Ask the young women to listen to the following quotation and then identify some of the sacrifices made by members of the Church today. List these on the chalkboard.

Quotation and chalkboard

“Our present-day problems in the Church are mainly those related to rapid growth and change. Far-reaching challenges are requiring sacrifices of members’ time, talents, and means, possibly as great as ever before. …

“Today, as was done in the early history of the Church, many are sacrificing friends, family, and positions when they join the Church.

“Today many are sacrificing for missionary work, either in supporting missionaries or by going on missions themselves. We now have the largest missionary force in the entire history of the Church.

“Today we have a full Church program, and whether we are called upon to be a Sunday School teacher, a bishop, or an usher, or to pass the sacrament, to be a missionary, to work on a welfare project, to do genealogical work, to consult on data processing problems, or to fulfill any other Church assignment, we should recognize that ‘whatever [we] do according to the will of the Lord is the Lord’s business.’ (D&C 64:29.)
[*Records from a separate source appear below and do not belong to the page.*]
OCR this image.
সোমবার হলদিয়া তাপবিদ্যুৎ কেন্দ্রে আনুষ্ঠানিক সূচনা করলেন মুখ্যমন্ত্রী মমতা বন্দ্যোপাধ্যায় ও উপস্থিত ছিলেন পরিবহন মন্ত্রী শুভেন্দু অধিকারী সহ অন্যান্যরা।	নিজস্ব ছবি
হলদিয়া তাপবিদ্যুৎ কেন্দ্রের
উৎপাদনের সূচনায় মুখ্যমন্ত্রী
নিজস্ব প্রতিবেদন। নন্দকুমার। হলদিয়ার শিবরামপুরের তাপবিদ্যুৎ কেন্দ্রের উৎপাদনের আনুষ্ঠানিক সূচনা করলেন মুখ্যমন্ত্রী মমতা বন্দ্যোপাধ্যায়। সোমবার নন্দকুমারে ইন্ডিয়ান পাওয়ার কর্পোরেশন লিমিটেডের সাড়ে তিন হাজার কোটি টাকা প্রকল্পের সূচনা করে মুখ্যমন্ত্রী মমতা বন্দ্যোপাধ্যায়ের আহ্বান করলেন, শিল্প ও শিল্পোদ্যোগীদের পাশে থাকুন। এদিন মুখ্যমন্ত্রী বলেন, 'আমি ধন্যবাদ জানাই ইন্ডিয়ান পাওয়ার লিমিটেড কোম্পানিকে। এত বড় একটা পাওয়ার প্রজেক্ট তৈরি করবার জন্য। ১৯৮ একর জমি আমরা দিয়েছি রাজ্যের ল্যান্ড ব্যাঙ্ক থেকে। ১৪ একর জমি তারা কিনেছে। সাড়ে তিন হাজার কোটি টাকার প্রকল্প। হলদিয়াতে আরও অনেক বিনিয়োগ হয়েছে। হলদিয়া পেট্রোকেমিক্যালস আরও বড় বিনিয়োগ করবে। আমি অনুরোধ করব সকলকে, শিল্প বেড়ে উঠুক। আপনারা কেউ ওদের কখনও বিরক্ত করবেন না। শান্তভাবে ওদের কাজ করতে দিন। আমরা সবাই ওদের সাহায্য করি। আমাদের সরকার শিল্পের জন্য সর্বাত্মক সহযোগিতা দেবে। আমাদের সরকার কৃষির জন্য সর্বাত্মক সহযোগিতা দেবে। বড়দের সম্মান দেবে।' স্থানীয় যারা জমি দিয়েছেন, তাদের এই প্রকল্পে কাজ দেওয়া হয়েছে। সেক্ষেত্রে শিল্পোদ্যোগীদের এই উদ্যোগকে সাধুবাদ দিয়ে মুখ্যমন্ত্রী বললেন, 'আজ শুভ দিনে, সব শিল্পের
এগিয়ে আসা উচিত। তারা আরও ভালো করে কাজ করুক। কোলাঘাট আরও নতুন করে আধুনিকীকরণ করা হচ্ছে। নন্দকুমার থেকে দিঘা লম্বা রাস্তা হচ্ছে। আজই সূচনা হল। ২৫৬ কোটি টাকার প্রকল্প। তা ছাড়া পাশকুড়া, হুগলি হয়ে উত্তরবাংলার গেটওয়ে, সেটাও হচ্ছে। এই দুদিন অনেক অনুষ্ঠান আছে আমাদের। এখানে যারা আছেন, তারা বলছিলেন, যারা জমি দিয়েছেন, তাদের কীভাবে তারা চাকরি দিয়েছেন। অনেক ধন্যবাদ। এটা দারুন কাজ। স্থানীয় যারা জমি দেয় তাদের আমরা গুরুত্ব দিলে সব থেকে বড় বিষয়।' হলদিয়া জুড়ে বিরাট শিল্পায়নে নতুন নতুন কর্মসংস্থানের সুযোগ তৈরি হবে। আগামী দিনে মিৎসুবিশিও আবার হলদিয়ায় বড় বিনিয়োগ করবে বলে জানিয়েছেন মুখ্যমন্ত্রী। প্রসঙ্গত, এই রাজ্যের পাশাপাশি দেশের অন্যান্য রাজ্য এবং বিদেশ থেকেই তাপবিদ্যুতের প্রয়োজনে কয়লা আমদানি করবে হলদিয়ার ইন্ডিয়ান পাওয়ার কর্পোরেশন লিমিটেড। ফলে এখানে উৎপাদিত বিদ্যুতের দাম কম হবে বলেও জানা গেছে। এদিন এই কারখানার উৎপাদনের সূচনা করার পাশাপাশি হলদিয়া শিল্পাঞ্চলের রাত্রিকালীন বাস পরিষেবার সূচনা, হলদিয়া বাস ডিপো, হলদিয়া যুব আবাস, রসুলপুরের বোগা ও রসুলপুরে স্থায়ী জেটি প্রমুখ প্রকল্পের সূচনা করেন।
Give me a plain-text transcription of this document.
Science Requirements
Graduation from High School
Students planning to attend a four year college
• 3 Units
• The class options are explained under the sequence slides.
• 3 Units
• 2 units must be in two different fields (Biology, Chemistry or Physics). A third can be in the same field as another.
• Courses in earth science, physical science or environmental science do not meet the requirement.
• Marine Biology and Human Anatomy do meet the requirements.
“Sacrifices today are in reality opportunities, the same as they have always been. Remember the promise made by the Savior: ‘… There is no man that hath left house, or parents, or brethren, or wife, or children, for the kingdom of God’s sake, Who shall not receive manifold more in this present time, and in the world to come life everlasting’ (Luke 18:29–30)” (Franklin D. Richards, “‘Sacrifice Brings Forth the Blessings of Heaven,’” New Era, Nov. 1974, p. 5).

Discussion

  • What sacrifices for the kingdom of God are being made by the members of our ward or branch?

  • What sacrifices might a young woman have to make to prepare herself to be worthy of a temple marriage? To prepare herself for eternal life?

You may want to tell of an experience when sacrifice brought blessings to you. Invite the young women to share similar experiences.

Conclusion

Quotation

Read the following quotation. If you have made copies for the young women, you may wish to distribute these and read it together.

“What we must be willing to do is to sacrifice whatever is required of us, whether time, or talent, or riches, or the praise and honor of men, or whatever it may be, to the extent the Lord may require it” (Loren C. Dunn, “News of the Church,” Ensign, Feb. 1980, pp. 78–79).

Writing activity

Distribute paper and a pencil to each young woman and ask her to list several goals she hopes to achieve. Next to each goal, have her list one or more things she must sacrifice to reach that goal.

Teacher testimony

Bear witness that each day we should work on worthwhile goals, sacrificing to improve ourselves as daughters of God. Continual effort and sacrifice will help make us worthy to live eternally with our Heavenly Father.